Nach meinem Studium der Rechtswissenschaften von 1983 bis 1987 in Leipzig,
wo ich auch meine spätere Frau kennengelernt habe, bin ich 1987
in die Mongolei zurückgekehrt. Nach dem einjährigen Wehrdienst habe
ich bis 1993 als Angestellter in der Justiz und in der Verwaltung des Parlaments
gearbeitet.
Zwischenzeitlich, von September 1992 bis Januar 1993, war ich Praktikant im
Deutschen Bundestag.
Von 1993 bis 1998 absolvierte ich ein Zusatzstudium in Heidelberg, das ich als
Master of Laws (LL.M. und mit der Promotion zum Dr. jur. abschloss.
Nach der Promotion kehrten wir im Oktober 1998 in die Mongolei zurück, es war
die Zeit, als der Mitbegründer der demokratischen Bewegung Sanjaasurengiin Zorig
ermordet worden war.
Im Januar 1999 trat ich in den diplomatischen Dienst meines Heimatlandes, war
zunächst Deutschland-Referent in der Politischen Abteilung des
Außenministeriums, später stellvertretender Leiter der Konsularabteilung,
stellvertretender Leiter der Europaabteilung, Leiter der Rechtsabteilung und von
2017 bis 2021 Berater in der Rechtsabteilung im Außenministerium.
Zudem arbeitete ich von Oktober 2002 bis Juni 2006 für den Staatspräsidenten als
juristischer Berater.
Zwischenzeitlich war ich dreimal in verschiedenen Funktionen an der mongolischen
Botschaft in Berlin eingesetzt, ehe ich 2021 zum Botschafter berufen wurde.
MO: Im Juni haben die Mongolen1 ein
neues Parlament gewählt.
Von den 126 Sitzen in der Großen Staatsversammlung hat die regierende MVP 68
gewonnen, die DP 42, die Partei der Werktätigen acht, das Nationale Bündnis und
die Zivilcourage-Grüne Partei je vier.
Wie bewerten Sie das Wahlergebnis?
M.:
Hauptanliegen unserer wichtigen politischen Parteien ist es, die politische
Stabilität im Land zu sichern.
Das außenpolitische Umfeld für die Mongolei ist, was unseren nördlichen Nachbarn
betrifft, unruhig.
Es kommt darauf an, keine Spaltung der Gesellschaft zuzulassen, Einigkeit ist
wichtig.
Obwohl die MVP mit einer absoluten Mehrheit die Wahl gewonnen hatte, entschied
sie sich, mit anderen Parteien eine Koalitionsregierung zu bilden.

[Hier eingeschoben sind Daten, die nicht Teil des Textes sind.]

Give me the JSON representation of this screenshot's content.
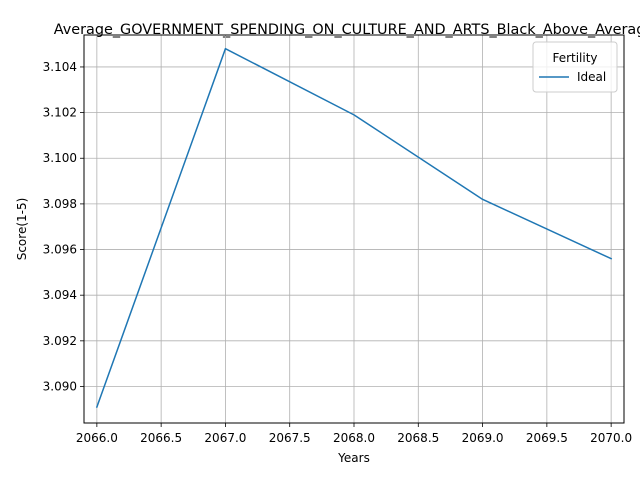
{
  "chart_data": {
    "type": "line",
    "title": "Average_GOVERNMENT_SPENDING_ON_CULTURE_AND_ARTS_Black_Above_Average",
    "xlabel": "Years",
    "ylabel": "Score(1-5)",
    "xlim": [
      2065.9,
      2070.1
    ],
    "ylim": [
      3.0884,
      3.1054
    ],
    "x_ticks": [
      2066.0,
      2066.5,
      2067.0,
      2067.5,
      2068.0,
      2068.5,
      2069.0,
      2069.5,
      2070.0
    ],
    "y_ticks": [
      3.09,
      3.092,
      3.094,
      3.096,
      3.098,
      3.1,
      3.102,
      3.104
    ],
    "x_tick_labels": [
      "2066.0",
      "2066.5",
      "2067.0",
      "2067.5",
      "2068.0",
      "2068.5",
      "2069.0",
      "2069.5",
      "2070.0"
    ],
    "y_tick_labels": [
      "3.090",
      "3.092",
      "3.094",
      "3.096",
      "3.098",
      "3.100",
      "3.102",
      "3.104"
    ],
    "grid": true,
    "legend": {
      "title": "Fertility",
      "placement": "top-right"
    },
    "series": [
      {
        "name": "Ideal",
        "color": "#1f77b4",
        "x": [
          2066,
          2067,
          2068,
          2069,
          2070
        ],
        "values": [
          3.0891,
          3.1048,
          3.1019,
          3.0982,
          3.0956
        ]
      }
    ]
  }
}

In beiden Lagern gab es dafür Zustimmung und auch Widerstand.
Schließlich wurde eine Regierung aus MVP, DP und der Nationalen Partei der
Werktätigen (Khun) gebildet.
Ziel ist es, dass diese Regierung langlebig ist, bis zum Ende der
Legislaturperiode im Amt bleibt.
Bisher hatten wir in der modernen mongolischen Geschichte zwei
Koalitionsregierungen, die jeweils schnell zusammengebrochen waren.
Nun also der dritte Versuch.
Deutschland ist reich an Erfahrungen mit Koalitionsregierungen.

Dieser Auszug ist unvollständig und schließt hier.